Citing a reference to 'The Zizi Project', which is an ongoing series of works by artist Jake Elwes that explores the intersection of artificial intelligence (AI) and drag performance, Padmini Murray highlights how the project is using deepfake technology to create virtual drag performers. "It might be aiming to examine the relationship between AI and gender, but it also takes into account the challenge biases in AI datasets, along with exploring queer futures in digital spaces."
She highlighted the importance of fostering open, inclusive conversations in order to shape policies that genuinely protect and empower artists. She says, “If we are training machines to scrape the internet and to give us a language model, it's not going to be representative.”
The evolution and the prediction for the future
But how easy or difficult will it be to even imagine a future in careers, especially in cultural and creative fields in the age of AI? "The colleges might have to disappear!" warns Shreyas Srinivasan, a computer engineer, entrepreneur, and former Chief Product Officer at Paytm. "I doubt that there will be any requirement for colleges since the AI will do its job," he adds.

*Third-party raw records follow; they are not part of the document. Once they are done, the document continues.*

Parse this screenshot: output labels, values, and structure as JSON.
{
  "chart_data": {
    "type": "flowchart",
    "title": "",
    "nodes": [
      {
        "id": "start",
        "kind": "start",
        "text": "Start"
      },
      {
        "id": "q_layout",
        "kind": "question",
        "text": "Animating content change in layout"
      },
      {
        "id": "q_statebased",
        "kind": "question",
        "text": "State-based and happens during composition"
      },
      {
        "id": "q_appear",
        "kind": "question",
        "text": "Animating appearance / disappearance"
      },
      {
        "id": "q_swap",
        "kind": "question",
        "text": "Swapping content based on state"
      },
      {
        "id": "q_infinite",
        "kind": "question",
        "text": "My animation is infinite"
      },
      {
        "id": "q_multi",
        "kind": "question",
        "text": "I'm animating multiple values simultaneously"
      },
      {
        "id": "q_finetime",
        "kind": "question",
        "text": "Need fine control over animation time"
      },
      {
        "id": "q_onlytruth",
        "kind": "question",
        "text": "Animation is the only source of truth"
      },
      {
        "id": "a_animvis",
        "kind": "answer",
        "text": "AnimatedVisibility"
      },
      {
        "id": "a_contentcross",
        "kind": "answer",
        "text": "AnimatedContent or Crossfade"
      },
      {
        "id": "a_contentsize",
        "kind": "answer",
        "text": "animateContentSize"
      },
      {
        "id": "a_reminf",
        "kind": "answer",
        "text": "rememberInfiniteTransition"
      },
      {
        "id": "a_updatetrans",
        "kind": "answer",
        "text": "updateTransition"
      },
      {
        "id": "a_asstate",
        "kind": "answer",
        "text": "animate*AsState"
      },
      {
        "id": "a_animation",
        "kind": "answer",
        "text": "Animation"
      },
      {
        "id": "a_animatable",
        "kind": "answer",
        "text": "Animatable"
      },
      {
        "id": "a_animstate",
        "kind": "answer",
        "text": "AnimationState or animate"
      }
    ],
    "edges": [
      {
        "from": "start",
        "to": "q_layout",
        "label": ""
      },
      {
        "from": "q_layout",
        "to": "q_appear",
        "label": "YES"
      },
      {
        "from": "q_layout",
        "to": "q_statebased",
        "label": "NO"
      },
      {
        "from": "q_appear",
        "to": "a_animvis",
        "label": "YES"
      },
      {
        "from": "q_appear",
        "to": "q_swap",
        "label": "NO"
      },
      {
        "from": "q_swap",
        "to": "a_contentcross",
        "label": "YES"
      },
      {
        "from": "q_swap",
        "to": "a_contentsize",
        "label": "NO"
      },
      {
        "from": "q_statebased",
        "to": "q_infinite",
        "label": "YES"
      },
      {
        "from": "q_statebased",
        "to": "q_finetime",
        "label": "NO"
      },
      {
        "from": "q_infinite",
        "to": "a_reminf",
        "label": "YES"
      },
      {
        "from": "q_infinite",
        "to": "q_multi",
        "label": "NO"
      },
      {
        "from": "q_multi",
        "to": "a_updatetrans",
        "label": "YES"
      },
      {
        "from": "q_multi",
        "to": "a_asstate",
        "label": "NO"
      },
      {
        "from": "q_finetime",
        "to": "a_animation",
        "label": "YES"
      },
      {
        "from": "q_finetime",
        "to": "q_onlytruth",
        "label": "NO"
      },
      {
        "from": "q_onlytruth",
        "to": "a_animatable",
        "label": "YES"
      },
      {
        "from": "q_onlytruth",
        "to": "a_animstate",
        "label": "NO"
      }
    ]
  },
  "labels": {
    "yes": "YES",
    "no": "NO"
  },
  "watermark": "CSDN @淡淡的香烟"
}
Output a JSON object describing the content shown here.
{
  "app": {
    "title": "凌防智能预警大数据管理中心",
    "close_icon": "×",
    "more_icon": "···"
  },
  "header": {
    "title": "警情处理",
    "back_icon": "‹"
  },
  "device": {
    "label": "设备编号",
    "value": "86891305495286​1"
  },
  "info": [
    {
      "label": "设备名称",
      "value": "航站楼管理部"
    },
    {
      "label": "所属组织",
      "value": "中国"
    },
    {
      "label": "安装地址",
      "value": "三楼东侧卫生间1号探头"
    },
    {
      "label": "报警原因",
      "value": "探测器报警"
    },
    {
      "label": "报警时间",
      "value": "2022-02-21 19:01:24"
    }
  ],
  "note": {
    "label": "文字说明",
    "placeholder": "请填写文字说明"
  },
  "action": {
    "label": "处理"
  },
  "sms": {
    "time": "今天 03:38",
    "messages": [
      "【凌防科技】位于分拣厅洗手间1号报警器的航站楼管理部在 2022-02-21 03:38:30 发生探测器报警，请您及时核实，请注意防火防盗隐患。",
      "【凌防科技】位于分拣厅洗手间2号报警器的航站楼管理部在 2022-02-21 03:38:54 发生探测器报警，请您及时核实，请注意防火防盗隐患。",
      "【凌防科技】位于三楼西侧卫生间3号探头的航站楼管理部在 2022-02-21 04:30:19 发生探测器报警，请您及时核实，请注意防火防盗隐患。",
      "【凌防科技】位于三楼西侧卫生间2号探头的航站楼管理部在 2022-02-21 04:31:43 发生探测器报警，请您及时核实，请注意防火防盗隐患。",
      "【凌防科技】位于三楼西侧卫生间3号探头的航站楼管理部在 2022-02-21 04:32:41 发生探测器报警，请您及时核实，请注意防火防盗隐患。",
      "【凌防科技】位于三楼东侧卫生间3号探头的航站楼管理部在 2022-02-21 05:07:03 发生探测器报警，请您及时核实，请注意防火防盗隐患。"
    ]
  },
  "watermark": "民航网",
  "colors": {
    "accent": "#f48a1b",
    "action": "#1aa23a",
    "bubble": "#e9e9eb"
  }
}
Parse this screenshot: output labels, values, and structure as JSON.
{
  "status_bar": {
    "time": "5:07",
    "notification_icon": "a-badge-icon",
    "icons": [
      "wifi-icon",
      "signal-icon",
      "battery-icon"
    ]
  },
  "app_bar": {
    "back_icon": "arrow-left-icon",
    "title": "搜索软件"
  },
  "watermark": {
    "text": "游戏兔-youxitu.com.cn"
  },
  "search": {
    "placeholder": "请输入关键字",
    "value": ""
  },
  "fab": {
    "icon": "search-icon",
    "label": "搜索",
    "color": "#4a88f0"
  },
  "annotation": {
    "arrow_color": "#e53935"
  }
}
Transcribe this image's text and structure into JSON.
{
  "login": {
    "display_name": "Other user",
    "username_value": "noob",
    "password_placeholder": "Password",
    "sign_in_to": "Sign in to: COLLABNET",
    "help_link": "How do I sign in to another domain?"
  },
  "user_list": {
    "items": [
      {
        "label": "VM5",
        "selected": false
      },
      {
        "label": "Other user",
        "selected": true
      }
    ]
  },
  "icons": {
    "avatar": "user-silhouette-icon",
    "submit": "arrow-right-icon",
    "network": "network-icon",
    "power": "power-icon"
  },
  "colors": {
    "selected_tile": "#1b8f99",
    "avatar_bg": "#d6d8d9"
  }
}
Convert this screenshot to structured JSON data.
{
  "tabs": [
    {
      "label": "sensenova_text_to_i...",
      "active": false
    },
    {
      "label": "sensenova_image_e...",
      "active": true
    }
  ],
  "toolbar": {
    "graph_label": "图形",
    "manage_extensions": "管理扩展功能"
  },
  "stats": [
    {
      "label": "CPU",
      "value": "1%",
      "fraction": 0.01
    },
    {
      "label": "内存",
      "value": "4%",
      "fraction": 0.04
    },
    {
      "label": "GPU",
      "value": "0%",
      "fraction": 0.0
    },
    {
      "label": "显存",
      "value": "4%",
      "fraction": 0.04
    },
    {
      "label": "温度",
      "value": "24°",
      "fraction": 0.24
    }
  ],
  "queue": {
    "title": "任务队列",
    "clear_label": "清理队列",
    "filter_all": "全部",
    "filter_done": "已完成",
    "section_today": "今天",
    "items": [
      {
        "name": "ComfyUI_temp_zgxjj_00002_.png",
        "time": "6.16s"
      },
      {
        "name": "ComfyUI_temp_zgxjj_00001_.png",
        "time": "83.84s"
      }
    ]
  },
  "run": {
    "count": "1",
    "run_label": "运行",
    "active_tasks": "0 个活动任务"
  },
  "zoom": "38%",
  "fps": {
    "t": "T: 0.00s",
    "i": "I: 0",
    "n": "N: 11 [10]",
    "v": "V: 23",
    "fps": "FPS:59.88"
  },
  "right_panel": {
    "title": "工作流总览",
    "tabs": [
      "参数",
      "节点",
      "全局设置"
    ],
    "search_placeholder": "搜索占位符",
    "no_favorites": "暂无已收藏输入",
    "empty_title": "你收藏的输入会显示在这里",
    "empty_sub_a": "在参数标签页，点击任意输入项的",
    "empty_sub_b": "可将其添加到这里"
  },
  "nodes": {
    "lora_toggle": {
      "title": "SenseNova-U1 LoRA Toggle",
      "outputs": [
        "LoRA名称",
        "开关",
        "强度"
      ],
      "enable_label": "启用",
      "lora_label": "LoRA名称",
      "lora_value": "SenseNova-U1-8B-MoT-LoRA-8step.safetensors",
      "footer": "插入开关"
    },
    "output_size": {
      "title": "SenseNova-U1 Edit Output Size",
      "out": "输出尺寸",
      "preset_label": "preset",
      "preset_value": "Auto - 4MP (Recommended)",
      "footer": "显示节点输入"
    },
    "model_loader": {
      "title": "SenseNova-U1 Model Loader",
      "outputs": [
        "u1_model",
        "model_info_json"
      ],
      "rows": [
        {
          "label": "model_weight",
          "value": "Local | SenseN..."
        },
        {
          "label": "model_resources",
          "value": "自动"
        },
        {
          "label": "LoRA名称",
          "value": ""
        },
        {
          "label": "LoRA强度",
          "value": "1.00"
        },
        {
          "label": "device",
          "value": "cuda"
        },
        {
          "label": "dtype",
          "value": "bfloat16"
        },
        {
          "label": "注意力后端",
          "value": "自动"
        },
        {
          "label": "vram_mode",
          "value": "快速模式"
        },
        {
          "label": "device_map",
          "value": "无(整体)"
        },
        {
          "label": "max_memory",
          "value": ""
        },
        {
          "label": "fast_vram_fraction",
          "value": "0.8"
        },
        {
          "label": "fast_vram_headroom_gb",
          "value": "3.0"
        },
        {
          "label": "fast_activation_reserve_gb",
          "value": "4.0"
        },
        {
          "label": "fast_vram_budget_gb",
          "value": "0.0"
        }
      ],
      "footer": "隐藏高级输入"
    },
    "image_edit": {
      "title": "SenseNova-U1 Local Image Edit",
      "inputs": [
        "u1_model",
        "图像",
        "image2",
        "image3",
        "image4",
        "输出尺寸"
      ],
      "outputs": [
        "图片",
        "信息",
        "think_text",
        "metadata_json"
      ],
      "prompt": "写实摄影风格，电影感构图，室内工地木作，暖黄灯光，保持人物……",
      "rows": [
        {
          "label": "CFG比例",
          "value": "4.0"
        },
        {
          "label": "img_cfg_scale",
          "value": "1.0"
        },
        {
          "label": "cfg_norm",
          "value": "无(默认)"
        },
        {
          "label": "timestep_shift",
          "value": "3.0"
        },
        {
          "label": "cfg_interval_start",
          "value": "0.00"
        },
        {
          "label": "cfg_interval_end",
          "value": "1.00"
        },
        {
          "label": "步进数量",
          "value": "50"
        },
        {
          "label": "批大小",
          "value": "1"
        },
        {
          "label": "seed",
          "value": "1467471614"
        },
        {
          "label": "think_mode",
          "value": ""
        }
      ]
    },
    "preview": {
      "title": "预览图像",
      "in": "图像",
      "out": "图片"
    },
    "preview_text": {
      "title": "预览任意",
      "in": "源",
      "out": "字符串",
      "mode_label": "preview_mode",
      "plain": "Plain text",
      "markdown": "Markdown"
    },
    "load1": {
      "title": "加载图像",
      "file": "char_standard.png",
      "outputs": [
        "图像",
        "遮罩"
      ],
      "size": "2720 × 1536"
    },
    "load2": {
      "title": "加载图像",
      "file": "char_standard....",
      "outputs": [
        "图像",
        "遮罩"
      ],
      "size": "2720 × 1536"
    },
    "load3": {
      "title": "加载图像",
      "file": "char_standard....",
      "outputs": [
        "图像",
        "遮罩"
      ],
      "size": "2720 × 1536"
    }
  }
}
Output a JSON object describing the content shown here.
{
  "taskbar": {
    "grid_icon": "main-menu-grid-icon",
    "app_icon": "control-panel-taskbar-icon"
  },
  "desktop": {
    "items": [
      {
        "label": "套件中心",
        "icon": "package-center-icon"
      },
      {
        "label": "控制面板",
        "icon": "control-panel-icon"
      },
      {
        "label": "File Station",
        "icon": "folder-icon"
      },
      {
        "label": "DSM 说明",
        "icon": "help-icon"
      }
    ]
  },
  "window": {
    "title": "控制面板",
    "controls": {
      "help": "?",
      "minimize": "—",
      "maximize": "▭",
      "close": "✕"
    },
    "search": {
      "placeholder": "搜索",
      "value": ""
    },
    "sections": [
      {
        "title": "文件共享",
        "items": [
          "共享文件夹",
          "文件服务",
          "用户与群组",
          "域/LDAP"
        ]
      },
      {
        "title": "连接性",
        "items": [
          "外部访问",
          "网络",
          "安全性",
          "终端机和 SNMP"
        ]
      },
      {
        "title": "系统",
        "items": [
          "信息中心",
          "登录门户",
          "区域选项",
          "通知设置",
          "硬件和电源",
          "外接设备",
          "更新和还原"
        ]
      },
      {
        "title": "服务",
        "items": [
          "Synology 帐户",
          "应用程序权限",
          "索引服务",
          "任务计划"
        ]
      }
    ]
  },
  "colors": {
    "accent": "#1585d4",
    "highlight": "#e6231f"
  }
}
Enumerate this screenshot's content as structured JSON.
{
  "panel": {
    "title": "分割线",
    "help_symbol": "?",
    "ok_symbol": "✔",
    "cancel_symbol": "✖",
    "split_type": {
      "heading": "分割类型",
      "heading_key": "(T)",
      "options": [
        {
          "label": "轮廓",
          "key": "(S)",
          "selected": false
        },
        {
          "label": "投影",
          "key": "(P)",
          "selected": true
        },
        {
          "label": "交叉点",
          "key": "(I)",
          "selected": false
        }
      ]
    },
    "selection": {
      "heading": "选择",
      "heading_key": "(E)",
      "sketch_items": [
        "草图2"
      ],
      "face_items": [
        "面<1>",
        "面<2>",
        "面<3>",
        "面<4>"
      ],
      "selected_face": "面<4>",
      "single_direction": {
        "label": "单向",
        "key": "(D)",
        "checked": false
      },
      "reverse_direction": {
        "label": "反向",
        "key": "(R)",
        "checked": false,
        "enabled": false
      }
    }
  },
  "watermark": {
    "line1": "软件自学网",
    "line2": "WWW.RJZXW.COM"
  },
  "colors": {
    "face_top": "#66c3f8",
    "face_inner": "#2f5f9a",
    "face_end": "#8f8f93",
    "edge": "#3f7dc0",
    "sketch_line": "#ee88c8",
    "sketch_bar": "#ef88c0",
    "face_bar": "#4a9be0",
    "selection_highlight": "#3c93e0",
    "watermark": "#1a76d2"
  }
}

Explaining how the Generative AI works on the concept called LLM, Srinivasan clarifies how Gen AI like ChatGPT does not create anything new but reads the same information that has already been written and exists on the internet and based on the patterns, offers the "next best perspective which is missing from the codes that are given as prompts".
Srinivasan takes into account a detail of the labour cycle, since 1000-1500 AD and how it has evolved from the agrarian society in the era to merchants' slavery in the 1500s to 1750. "Every fifty years has the capacity to change the previous 150 years," he says, detailing how the period 1750 to 1900 brought the industrial wage labour, while another 70 years came with the "unionised regulated work" and the beginning of global trade.
With hyper-globalisation and flexible jobs beginning in the 1970-2008 era, the years that followed gave more space to the digital infrastructure, Shreyas notes. Similarly, with the Gen AI taking shape, he mentions that a "decline in the white-collar jobs" is likely to be expected in the cultural industry while also emphasising that continuous upskilling is key.